Super ‐Hydrophilic SAMs via Chlorine Substituted All‐Hydrophilic Molecule Modification for Monolithic Perovskite‐Silicon Tandem Solar Cells
Wenjing Wang, Hao Liang, Yong Ding, Haobo Wu, Wei Zhou, Xin Wen, Mingyu Ma, Wenzhuo Li, Gaoqi Liu, Siyu Ye, W. M. Liu, Zhiyi Yao, H.-J. Lang, Yun-Long Liu, Ruiqi Xu, Wenjia Zhou, Xunzhong Wang, Zhijun Ning
Abstract
Abstract Self‐assembled monolayers (SAMs) have emerged as highly promising hole transport layers for inverted perovskite solar cells, owing to their low parasitic absorption and effective charge extraction. However, their inherent strong hydrophobicity often inhibits the quality and uniformity of perovskite films and induces defects at the buried interface. In this study, a chlorine‐substituted all‐hydrophilic molecule is introduced to modify the buried interface. Such decoration transforms the hydrophobic SAM into a super‐hydrophilic surface, significantly enhancing the quality and uniformity of perovskite films. This chlorine‐substituted molecule exhibits a strong coordination with lead ions and effectively passivates defects at the buried interface of perovskite films.
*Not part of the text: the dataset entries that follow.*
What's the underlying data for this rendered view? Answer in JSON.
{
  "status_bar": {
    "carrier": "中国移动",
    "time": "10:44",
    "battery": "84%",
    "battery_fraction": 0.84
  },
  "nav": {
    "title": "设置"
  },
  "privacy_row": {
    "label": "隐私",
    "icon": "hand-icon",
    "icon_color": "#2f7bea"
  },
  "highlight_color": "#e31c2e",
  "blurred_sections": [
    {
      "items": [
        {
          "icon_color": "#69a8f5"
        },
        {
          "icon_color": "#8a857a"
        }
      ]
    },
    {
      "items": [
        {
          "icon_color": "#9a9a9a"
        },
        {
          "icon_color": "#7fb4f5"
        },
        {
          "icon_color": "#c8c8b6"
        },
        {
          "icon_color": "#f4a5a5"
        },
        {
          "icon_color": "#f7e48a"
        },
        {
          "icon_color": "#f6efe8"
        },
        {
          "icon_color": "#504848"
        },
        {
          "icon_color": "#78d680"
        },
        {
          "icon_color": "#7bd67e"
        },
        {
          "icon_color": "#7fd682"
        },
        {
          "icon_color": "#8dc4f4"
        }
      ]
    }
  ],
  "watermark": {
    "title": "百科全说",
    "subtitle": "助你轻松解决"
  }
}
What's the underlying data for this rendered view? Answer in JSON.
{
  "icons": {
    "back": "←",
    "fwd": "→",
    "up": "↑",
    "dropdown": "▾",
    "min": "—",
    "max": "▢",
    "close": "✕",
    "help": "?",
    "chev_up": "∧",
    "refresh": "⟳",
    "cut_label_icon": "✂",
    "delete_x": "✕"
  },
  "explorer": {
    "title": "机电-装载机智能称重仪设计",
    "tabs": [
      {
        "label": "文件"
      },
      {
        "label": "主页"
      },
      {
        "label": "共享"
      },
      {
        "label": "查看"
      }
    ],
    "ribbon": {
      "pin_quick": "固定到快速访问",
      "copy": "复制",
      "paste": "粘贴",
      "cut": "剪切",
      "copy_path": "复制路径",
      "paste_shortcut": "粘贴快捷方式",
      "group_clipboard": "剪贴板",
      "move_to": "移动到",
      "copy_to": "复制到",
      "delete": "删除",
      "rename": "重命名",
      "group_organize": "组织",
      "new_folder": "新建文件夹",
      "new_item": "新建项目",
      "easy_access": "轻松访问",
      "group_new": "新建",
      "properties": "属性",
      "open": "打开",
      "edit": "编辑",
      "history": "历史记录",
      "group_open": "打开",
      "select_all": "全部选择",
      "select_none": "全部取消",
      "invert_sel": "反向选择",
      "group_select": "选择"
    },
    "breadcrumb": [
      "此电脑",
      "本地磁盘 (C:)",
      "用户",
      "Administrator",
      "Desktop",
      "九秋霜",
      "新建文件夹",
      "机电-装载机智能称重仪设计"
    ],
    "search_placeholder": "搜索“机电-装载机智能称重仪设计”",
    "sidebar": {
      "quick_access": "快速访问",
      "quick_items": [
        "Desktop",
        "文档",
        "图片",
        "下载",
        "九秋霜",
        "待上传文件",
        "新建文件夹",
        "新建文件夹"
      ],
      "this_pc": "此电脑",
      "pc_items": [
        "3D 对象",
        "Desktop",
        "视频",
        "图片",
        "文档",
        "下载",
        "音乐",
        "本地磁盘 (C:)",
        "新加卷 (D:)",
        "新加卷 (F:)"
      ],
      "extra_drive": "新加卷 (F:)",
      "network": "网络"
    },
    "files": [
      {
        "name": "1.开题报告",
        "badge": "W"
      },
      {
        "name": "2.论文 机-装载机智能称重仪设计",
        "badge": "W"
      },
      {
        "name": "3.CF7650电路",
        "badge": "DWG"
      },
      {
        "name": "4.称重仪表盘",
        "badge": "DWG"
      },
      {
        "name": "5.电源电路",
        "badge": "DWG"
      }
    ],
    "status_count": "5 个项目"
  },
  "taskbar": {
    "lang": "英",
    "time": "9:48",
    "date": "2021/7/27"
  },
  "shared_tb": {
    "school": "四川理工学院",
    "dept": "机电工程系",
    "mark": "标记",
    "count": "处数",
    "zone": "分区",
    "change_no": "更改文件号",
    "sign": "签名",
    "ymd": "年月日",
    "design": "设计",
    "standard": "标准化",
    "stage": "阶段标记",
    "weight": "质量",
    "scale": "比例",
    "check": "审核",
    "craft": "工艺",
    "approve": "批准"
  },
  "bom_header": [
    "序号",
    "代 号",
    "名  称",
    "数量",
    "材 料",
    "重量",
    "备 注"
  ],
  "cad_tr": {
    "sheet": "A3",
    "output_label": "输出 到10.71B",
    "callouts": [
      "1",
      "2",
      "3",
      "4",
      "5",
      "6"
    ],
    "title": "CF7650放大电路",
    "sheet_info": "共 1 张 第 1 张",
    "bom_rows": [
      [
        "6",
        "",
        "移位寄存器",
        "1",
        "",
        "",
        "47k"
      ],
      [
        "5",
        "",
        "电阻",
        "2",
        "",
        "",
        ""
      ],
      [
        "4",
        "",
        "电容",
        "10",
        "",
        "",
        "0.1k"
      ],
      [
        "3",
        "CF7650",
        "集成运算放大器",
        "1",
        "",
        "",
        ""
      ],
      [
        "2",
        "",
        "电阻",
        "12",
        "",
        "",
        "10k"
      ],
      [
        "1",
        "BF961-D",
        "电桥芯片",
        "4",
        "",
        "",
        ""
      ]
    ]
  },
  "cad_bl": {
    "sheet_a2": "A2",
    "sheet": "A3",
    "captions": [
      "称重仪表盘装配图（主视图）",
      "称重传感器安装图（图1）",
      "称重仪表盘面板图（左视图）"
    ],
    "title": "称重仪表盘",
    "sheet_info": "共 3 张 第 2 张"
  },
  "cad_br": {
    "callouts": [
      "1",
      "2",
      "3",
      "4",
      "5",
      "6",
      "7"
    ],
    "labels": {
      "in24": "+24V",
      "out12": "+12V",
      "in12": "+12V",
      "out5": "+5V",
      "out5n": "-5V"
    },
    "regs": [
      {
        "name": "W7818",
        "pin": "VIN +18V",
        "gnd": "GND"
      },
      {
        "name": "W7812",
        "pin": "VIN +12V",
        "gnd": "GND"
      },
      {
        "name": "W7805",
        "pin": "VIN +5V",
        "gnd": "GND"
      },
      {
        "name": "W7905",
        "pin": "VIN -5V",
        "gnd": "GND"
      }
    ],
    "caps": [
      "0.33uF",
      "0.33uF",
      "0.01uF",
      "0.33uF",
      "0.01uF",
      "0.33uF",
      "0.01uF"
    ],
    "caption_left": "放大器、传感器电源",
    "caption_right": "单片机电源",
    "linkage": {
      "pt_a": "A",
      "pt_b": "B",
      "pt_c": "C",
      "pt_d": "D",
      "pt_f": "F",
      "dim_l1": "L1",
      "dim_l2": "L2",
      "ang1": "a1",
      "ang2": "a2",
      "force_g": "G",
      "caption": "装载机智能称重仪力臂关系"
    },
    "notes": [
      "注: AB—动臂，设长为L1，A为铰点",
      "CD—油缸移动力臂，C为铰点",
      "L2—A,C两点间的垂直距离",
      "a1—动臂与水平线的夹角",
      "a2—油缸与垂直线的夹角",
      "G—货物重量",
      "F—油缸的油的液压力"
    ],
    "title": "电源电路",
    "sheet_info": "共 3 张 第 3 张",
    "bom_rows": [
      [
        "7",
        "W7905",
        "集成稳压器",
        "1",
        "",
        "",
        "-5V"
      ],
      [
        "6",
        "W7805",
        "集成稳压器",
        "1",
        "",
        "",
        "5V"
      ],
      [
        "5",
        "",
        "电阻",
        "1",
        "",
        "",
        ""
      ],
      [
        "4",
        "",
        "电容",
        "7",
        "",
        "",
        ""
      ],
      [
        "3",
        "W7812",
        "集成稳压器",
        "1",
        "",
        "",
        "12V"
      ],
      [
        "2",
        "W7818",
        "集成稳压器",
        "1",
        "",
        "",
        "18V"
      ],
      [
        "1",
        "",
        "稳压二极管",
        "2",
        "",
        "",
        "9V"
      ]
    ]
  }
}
As a result, the single‐junction wide‐bandgap (1.67 eV) perovskite solar cell achieves a power conversion efficiency of 23.97%, the highest value achieved for MeO‐2PACz‐based devices. Furthermore, the perovskite‐silicon tandem solar cell reaches an efficiency of 31.12%. Additionally, the applicability of chlorine‐functionalized all‐hydrophilic molecule at the buried interface modification is demonstrated to various SAMs (4PADCB, 2PACz and Me‐4PACz) and narrower‐ or wider‐bandgap (1.61, 1.68, and 1.72 eV) perovskite solar cells. This work presents a promising strategy to overcome the challenges associated with SAM‐based perovskite solar cells, paving the way for further performance advancement.